Notre Conseil d’État entendu ;

De l’assentiment de la Chambre des Députés ;

Vu la décision de la Chambre des Députés du 11 décembre 2019 et celle du Conseil d’État du 20 décembre 2019 portant qu’il n’y a pas lieu à second vote ;

Avons ordonné et ordonnons :

Art. 1er. Objet et champ d’application

La présente loi a pour objet d’établir des règles relatives à un mécanisme destiné à régler les différends entre le Luxembourg et un ou plusieurs États membres de l’Union européenne lorsque ces différends découlent de l’interprétation et de l’application d’accords et de conventions conclus par le Luxembourg avec un ou plusieurs États membres de l’Union européenne et prévoyant l’élimination de la double imposition du revenu et, le cas échéant, de la fortune. Elle établit également les droits et obligations des personnes concernées lorsque de tels différends se produisent.

Art. 2. Définitions

(1)

Au sens de la présente loi, on entend par :

1.

« autorité compétente du Luxembourg » : l’Administration des contributions directes ;

2.

« autorité compétente des autres États membres » : les autorités notifiées à la Commission européenne par les autres États membres de l’Union européenne en tant qu’autorité compétente au sens de la directive (UE) 2017/1852 du Conseil du 10 octobre 2017 concernant les mécanismes de règlement des différends fiscaux dans l’Union européenne ;

3.

« juridiction compétente » : les juridictions, les tribunaux ou tout autre organe appelés à trancher les différends désignés par les législations des autres États membres de l’Union européenne ;

4.

« double imposition » : l’imposition par le Luxembourg et au moins un autre État membre de l’Union européenne concernant des impôts relevant d’un accord ou d’une convention, visé à l’article 1er, sur le même revenu ou la même fortune imposable lorsque cette imposition donne lieu à : i) une charge fiscale supplémentaire, ou ii) une augmentation de la charge fiscale, ou iii) une annulation ou une réduction des pertes qui pourraient être utilisées pour compenser des bénéfices imposables ;

5.

« personne concernée » : la ou les personnes, y compris une personne physique, qui est un résident fiscal ou sont des résidents fiscaux du Luxembourg ou d’un autre État membre de l’Union européenne et dont l’imposition est directement matière à différend ;

6.

« différend » : tout fait générateur de désaccords découlant de l’interprétation et de l’application d’accords et de conventions conclus par le Luxembourg avec un ou plusieurs États membres de l’Union européenne et prévoyant l’élimination de la double imposition du revenu et, le cas échéant, de la fortune.

(2)

Tout terme qui n’est pas défini dans la présente loi a, sauf si le contexte exige une interprétation différente, le sens que lui attribue à ce moment-là l’accord ou la convention, visé à l’article 1er, qui s’applique à la date de la réception de la première notification de la mesure qui a entraîné ou entraînera un différend.

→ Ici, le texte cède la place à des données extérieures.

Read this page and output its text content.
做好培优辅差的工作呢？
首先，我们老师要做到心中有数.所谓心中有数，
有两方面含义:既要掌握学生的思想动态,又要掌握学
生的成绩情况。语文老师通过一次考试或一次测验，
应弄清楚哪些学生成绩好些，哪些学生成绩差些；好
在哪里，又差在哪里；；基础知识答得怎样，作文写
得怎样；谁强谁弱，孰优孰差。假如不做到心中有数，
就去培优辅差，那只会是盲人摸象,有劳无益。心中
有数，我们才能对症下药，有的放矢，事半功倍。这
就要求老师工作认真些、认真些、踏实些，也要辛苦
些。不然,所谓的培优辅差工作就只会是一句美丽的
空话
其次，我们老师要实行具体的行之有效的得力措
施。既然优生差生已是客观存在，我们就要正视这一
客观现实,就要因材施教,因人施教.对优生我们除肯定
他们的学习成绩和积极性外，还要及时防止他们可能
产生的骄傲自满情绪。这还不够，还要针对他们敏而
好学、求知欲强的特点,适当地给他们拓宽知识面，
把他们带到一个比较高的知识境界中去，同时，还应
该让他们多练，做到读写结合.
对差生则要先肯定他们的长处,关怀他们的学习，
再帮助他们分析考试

En l’absence de définition dans le cadre de l’accord ou de la convention précités, un terme non défini a la signification prévue à ce moment-là par le droit luxembourgeois aux fins des impôts auxquels ledit accord ou ladite convention s’applique, toute signification attribuée par la législation fiscale applicable au Luxembourg primant une signification donnée dans d’autres lois.

Art. 3. Réclamation

(1)

Le terme de « réclamation » s’entend au sens de la présente loi.

(2)

Toute personne concernée est en droit d’introduire auprès de l’autorité compétente du Luxembourg ou de l’autorité compétente de chacun des autres État membres concernés une réclamation concernant un différend pour en demander le règlement.

(3)

La réclamation est introduite dans un délai de trois ans à compter de la réception de la première notification de la mesure qui entraîne ou entraînera le différend, nonobstant l’utilisation éventuelle d’autres voies de recours disponibles en droit luxembourgeois ou dans le droit d’un des autres États membres concernés.

(4)

La personne concernée introduit simultanément la réclamation auprès de l’autorité compétente du Luxembourg et de l’autorité compétente de chacun des autres États membres concernés, avec les mêmes informations et en indiquant dans la réclamation les autres États membres de l’Union européenne concernés.

(5)

La réclamation est introduite auprès de l’autorité compétente du Luxembourg dans une des langues prévues à cet effet par la loi modifiée du 24 février 1984 sur le régime des langues. Au cas où les autres États membres concernés ont une langue officielle autre que l’une de celles utilisées au Luxembourg, la personne peut présenter sa réclamation en langue anglaise.

(6)

Dans un délai de deux mois à compter de la réception de la réclamation, l’autorité compétente du Luxembourg en accuse réception et en informe les autorités compétentes des autres États membres concernés. L’autorité compétente du Luxembourg informe les autres autorités compétentes de la langue ou des langues qu’elle a l’intention d’utiliser dans ses communications au cours des procédures concernées.

(7)

La réclamation n’est admissible que si la personne concernée fournit à l’autorité compétente du Luxembourg et à l’autorité compétente de chacun des autres États membres concernés les informations suivantes :

1.

le ou les noms, la ou les adresses, le ou les numéros d’identification fiscale et toutes autres informations nécessaires à l’identification de la personne concernée ayant introduit la réclamation et de toute autre personne intéressée ;

2.

les années d’imposition concernées ;

3.

des précisions sur les faits et circonstances à prendre en considération dans le cas d’espèce (y compris sur la structure de la transaction et les relations entre la personne concernée et les autres parties aux transactions concernées, ainsi que sur tous faits établis de bonne foi dans un accord mutuellement contraignant entre la personne concernée et l’administration fiscale, le cas échéant) et, plus particulièrement, sur la nature et la date des mesures donnant lieu au différend (y compris, le cas échéant, des précisions sur les mêmes revenus perçus dans l’autre État membre de l’Union européenne et sur l’inclusion de ces revenus parmi les revenus imposables dans l’autre État membre de l’Union européenne, et des précisions sur les impôts exigés ou qui seront exigés au titre de ces revenus dans l’autre État membre de l’Union européenne), ainsi que sur les montants correspondants dans les monnaies des États membres de l’Union européenne concernés, avec une copie de toute pièce justificative ;

4.

une référence aux dispositions nationales applicables et à l’accord ou à la convention visé à l’article 1er; lorsque plusieurs accords ou conventions sont applicables, la personne concernée qui a introduit la réclamation précise quel accord ou convention donne lieu à interprétation dans le cadre du différend en question. Cet accord ou cette convention est l’accord ou la convention applicable aux fins de la présente loi.

5.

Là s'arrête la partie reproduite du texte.